|Composer||An electroacoustic composition by Colin Bright|
Available on CD at the Australian Music Centre
The 'Children Overboard' affair is the exemplary case of a government controlled propaganda exercise which inaugurated a systematic process of suppression of information - lies - deception and racial vilification.
'It is the absolute right of the State to supervise the formation of public opinion.' - Joseph Goebbels
'Nation, rise up, let the storm break loose!' - Goebbels - speech in the Sportpalast, February18, 1943
'The size of the lie is a definite factor in causing it to be believed, for the vast masses of the nation are in the depths of their hearts more easily deceived than they are consciously and intentionally bad. The primitive simplicity of their minds renders them a more easy prey to a big lie than a small one, for they themselves often tell little lies but would be ashamed to tell a big one.' - Adolf Hitler - Mein Kampf 1925-1926
'I don't want in Australia people who would throw their own children into the sea - I don't. I certainly don't want people of that type in Australia - I really don't'. - Prime Minister Howard
'Children were thrown into the water. They've also got film'. This can be a conduit for extremist terrorist groups'. - Cabinet Minister Reith
'A child had been thrown overboard'. People - who clearly are not refugees' - Cabinet Minister Ruddock
An election was approaching in Australia in 2001. The Australian government accused asylum seekers - referred to as 'boat people' - of throwing their children into the sea in order to gain entry to Australia. They were also accused of being potential terrorists. They used the 'children overboard' lie to incite racial hatred within Australia which was directed at asylum seekers and Middle-Eastern people in general.
Asylum seekers were placed in detention centres such as Woomera - in the desert of central Australia - where they were assigned a number, by which they were referred to instead of a name. Conditions were particularly harsh and they were, and still are, treated as criminals, many suffering severe psychological damage.
The government won the ensuing election.
One of a set of pieces which integrate the spoken word, acoustic instruments, players with improvising abilities, electronic instruments. These are pieces which pull no punches. What each piece has to say is done in a direct and sometimes confronting way. They invoke the voice of the repressed, the underdog, the dispossessed.

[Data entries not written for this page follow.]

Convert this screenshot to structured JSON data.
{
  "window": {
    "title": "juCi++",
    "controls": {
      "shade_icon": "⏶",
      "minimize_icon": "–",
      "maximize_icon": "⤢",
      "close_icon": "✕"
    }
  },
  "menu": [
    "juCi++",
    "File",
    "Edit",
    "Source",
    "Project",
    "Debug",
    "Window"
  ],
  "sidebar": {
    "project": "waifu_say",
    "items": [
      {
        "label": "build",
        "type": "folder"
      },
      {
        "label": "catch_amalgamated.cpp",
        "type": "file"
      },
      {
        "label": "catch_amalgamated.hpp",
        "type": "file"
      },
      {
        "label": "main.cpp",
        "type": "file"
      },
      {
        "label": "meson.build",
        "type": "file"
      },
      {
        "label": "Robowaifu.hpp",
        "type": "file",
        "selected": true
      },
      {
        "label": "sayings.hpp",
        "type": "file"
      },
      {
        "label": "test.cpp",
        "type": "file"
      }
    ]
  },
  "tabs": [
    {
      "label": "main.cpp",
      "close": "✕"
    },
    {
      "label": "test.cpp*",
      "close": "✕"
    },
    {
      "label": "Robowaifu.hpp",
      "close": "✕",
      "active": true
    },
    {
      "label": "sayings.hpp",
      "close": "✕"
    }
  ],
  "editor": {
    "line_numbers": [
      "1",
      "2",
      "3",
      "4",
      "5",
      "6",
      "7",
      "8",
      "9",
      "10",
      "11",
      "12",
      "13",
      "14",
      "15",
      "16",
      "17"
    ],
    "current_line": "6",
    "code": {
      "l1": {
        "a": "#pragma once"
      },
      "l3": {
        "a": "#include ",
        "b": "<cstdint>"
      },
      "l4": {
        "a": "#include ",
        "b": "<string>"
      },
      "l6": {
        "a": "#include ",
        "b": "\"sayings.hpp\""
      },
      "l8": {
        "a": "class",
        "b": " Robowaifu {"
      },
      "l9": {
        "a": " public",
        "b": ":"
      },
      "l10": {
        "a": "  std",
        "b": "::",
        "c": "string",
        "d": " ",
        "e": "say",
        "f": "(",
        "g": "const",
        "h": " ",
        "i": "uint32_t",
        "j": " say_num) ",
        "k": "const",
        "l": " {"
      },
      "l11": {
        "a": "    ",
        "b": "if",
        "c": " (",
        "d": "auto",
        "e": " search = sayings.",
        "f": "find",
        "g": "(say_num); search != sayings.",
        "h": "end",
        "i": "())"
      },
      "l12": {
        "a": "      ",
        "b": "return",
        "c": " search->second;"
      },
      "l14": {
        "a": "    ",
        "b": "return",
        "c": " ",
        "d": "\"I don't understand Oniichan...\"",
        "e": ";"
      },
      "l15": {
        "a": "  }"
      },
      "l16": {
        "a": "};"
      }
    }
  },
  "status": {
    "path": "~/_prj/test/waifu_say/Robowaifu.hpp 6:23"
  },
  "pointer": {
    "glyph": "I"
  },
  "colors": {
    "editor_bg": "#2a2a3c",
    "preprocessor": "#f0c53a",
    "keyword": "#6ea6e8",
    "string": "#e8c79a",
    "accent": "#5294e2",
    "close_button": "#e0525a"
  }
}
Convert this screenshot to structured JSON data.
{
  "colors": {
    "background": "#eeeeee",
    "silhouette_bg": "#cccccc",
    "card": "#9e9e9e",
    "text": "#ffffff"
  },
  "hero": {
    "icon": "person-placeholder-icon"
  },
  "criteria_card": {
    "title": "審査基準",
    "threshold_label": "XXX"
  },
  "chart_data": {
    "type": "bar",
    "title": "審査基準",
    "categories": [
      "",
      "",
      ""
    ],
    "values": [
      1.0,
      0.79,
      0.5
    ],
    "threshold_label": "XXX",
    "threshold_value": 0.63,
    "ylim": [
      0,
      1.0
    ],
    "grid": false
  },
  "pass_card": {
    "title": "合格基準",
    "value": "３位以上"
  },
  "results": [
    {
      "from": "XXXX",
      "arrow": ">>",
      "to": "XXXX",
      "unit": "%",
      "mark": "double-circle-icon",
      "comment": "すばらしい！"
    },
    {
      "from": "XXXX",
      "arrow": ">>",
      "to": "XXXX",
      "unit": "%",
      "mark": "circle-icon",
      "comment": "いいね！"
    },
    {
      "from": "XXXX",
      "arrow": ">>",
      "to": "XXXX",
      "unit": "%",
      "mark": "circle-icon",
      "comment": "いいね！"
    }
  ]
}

These electro-acoustic pieces, or studio pieces, as I think of them, are related musically through the integration of my own stylistic techniques with some aspects of more popular musics, (e.g. rock/techno instrumentation), and, thematically through the socio-polital material (voice/language), giving the music its emotional thrust.
All the 'voice' samples of politicians, refugees, and commentators are taken from the public domain - radio and television.
The recorder was the chosen instrument of the Hitler Youth Movement.
As well as being a world renowned chess problemist and a composer, Ian Shanahan is a Grandmaster of recorders.
This piece utilises the full range of recorders from bass to sopranino. The recorder plays, at different times, the role of interjector and commentator - the outspoken voice of the protagonist, the fanciful swoop of a bird in a flight of freedom, and the mournful cry of the disenfranchised spirit.
Quarter tones are used frequently creating fragmented speech-like utterances. They are also used chromatically to create seamless fluid runs at very high speed. Quarter tones, too, create a human voice-like quality in the slower 'wailing' section.
Multiphonics - colourful discords created by unusual fingering techniques - are interwoven throughout the music - and have a particular function when used against descending inverted minor triads.
Some passages are beyond the possible, involving up to four different recorders over several octaves with no time at all to change instruments. This is intentional, and I regard this music as an electronic studio piece - not able to be realised 'live' without much simplification. Part of the idea, also, is to take a very old instrument into the electronic age, where, I must say, I think it sits very comfortably.
The recording was made at the Colbright Studio during December 2003, on a PC with Logic Audio, and edited and produced by Colin Bright.